Cada nucleotídeo é uma letra com que se descreve tudo o que é vivo.
Como funciona o seqüenciador
Com as técnicas atuais, uma equipe de mil cientistas levaria quase um século para identificar todos os 3 bilhões de bases do genoma humano. Mas já existe um equipamento capaz de fazer em apenas três dias o trabalho que um técnico faria em um ano. É o seqüenciador, uma aparelho de 100 mil dólares desenvolvido pelo bioquímico Leroy Hood, da Califórnia. O seqüenciador funciona como um híbrido de picotador de papel com olho eletrônico usado em corrida de cavalos. Primeiro, o fragmento de DNA cuja seqüência se quer descobrir é copiado milhares de vezes. As cópias são divididas em quatro grupos e a cada um se adiciona uma enzima de restrição – a tesoura química que corta o DNA em lugares específicos Formam-se então quatro tipos de sopas químicas de letras, cada uma terminada numa das bases A,G,C e T.
O passo seguinte é tingir essas sopas com um corante fluorescente diferente. As sopas, a seguir, são depositadas na ponta de uma placa de vidro coberta com uma emulsão neutra. A placa é uma espécie de pista de corrida para as moléculas pois o pólo positivo que tem na outra ponta atrai os fragmentos de DNA, de carga elétrica negativa. Quanto menor a molécula, ou seja, quanto menor o número de bases que ela carrega (o que depende do lugar onde foi cortado o DNA), mais rápido ela corre para a linha de chegada iluminada por um laser. Cada fragmento que passa por ele brilha na cor com o qual foi tingido e que identifica a sua origem – do grupo A, G, C ou T. A colocação final, anotada por um olho eletrônico sensível a cores, coincide exatamente com a ordem em que se encontravam as bases no segmento original. Está decifrada uma fração do genoma.
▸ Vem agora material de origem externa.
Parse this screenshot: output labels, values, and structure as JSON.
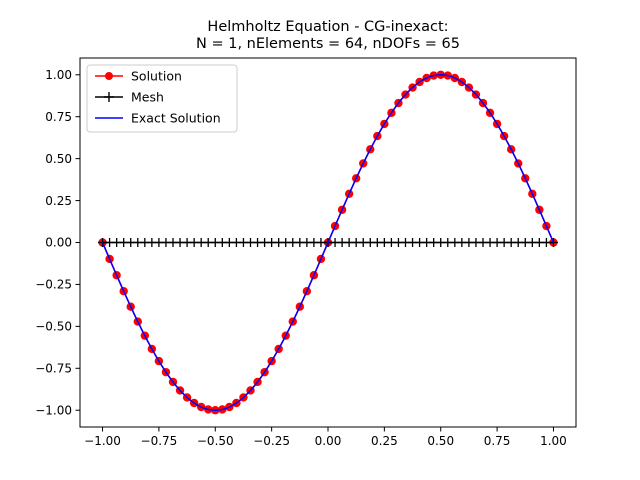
{
  "chart_data": {
    "type": "line",
    "title_lines": [
      "Helmholtz Equation - CG-inexact:",
      "N = 1,  nElements = 64,  nDOFs = 65"
    ],
    "xlabel": "",
    "ylabel": "",
    "xlim": [
      -1.1,
      1.1
    ],
    "ylim": [
      -1.1,
      1.1
    ],
    "xticks": [
      -1.0,
      -0.75,
      -0.5,
      -0.25,
      0.0,
      0.25,
      0.5,
      0.75,
      1.0
    ],
    "xtick_labels": [
      "−1.00",
      "−0.75",
      "−0.50",
      "−0.25",
      "0.00",
      "0.25",
      "0.50",
      "0.75",
      "1.00"
    ],
    "yticks": [
      1.0,
      0.75,
      0.5,
      0.25,
      0.0,
      -0.25,
      -0.5,
      -0.75,
      -1.0
    ],
    "ytick_labels": [
      "1.00",
      "0.75",
      "0.50",
      "0.25",
      "0.00",
      "−0.25",
      "−0.50",
      "−0.75",
      "−1.00"
    ],
    "grid": false,
    "legend_position": "top-left",
    "series": [
      {
        "name": "Solution",
        "color": "#ff0000",
        "marker": "circle",
        "function": "sin(pi*x)",
        "x_range": [
          -1.0,
          1.0
        ],
        "n_points": 65
      },
      {
        "name": "Mesh",
        "color": "#000000",
        "marker": "plus",
        "function": "0",
        "x_range": [
          -1.0,
          1.0
        ],
        "n_points": 65
      },
      {
        "name": "Exact Solution",
        "color": "#0000ff",
        "marker": "none",
        "function": "sin(pi*x)",
        "x_range": [
          -1.0,
          1.0
        ],
        "n_points": 201
      }
    ]
  }
}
Herança genética pode ter dono?
Quando se começou a falar a sério em decifrar o genoma humano, houve cientistas que compararam o projeto ao episódio bíblico da expulsão de Adão e Eva do paraíso: o DNA seria a árvore do bem e do mal, cujos segredos dariam ao homem poderes para os quais ele não estaria preparado. O rol de conseqüências nefastas da identificação da bagagem genética seria de arrepiar os cabelos: a criação acidental de um supervírus que acabaria com a raça humana ou, mais terra a terra, a possibilidade de empregadores recusarem trabalho a candidatos geneticamente suscetíveis a certas doenças – ou, ao contrário, o favorecimento de trabalhadores portadores de certos genes.
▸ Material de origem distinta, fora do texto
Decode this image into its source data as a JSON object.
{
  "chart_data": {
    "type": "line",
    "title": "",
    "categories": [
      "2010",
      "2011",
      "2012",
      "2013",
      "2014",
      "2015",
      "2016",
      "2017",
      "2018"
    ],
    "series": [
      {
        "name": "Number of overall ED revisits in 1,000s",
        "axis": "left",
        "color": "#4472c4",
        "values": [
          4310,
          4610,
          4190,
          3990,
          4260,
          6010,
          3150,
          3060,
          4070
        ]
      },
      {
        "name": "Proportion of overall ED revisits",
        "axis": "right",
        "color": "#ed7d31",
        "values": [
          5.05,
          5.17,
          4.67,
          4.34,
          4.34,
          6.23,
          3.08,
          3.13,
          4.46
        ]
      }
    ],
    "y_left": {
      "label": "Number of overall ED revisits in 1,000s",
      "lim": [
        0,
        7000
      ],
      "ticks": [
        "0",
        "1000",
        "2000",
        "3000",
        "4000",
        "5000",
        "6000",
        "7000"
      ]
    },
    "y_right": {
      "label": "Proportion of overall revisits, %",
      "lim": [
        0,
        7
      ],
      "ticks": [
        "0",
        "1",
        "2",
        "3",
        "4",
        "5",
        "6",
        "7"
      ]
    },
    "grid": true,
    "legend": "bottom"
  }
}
Além disso, dependendo da legislação, os exames genéticos pré natais poderiam transformar-se em sentenças de morte para milhares de fetos. E a quem pertencerá o genoma? Um cientista que seqüenciar um gene poderá reivindicar direitos autorais sobre ele, cobrando royalties sobre todas as aplicações médicas de sua descoberta? Para o Prêmio Nobel Walter Gilbert, nada mais justo do que o copyright dos genes seqüenciados. “Os hospitais não cobram pelos serviços que prestam?”, argumenta ele. Já outro Prêmio Nobel (de Medicina, 1980), o francês Jean Dausset, combate a idéia. “A herança genética pertence a toda a humanidade e não pode ser propriedade de empresas”, contra-ataca.
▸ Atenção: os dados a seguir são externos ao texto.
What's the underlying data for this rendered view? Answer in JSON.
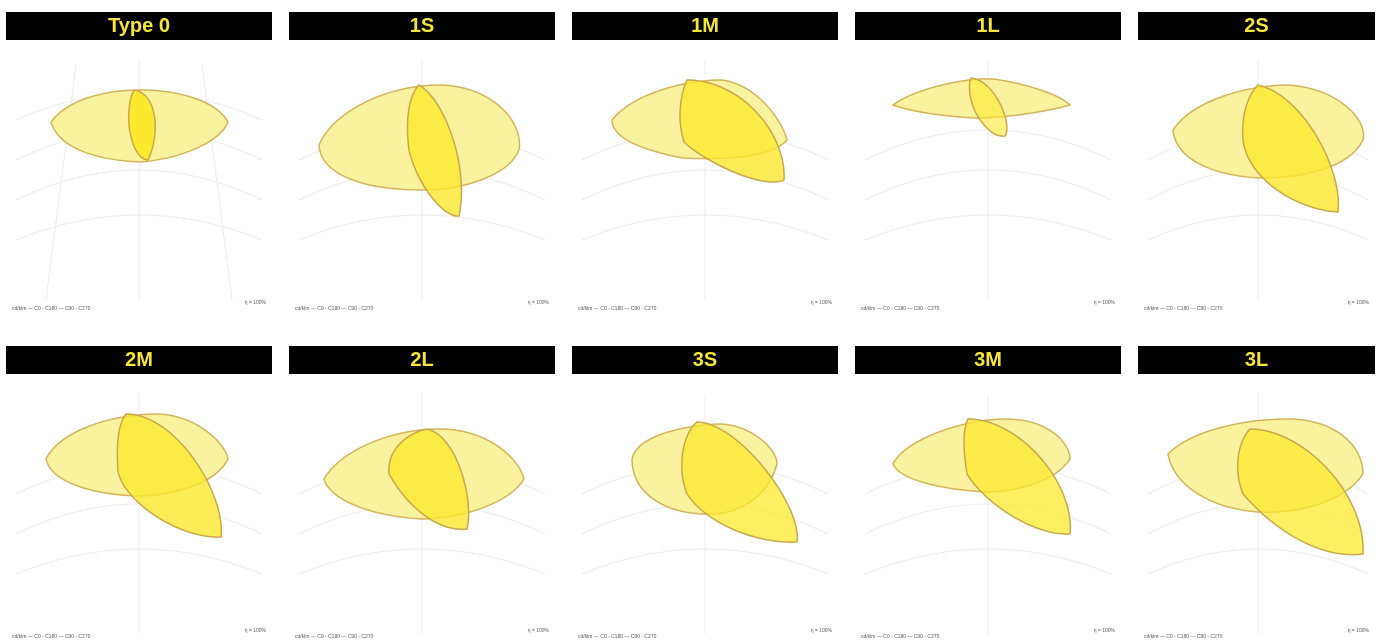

Fiel a suas convicções, Dausset distribui de graça a pesquisadores do mundo inteiro sondas de DNA que ajudam a mapear a posição dos genes nos cromossomos – com a condição de que as descobertas resultantes também fiquem à disposição de quem precisar, sem pagamentos. Os pesquisadores brasileiros ainda estão longe desse debate que corre entre seus colegas americanos e europeus. Mas, pelo menos para um cientista familiar com a questão, não há por que se atemorizar. Diz Carlos Alberto Moreira Filho, professor de Imunologia do Instituto de Ciências Biomédicas da USP: “Os riscos são grandes, mas seguramente a humanidade saberá controlar os abusos para desfrutar dos enormes benefícios desse conhecimento novo”.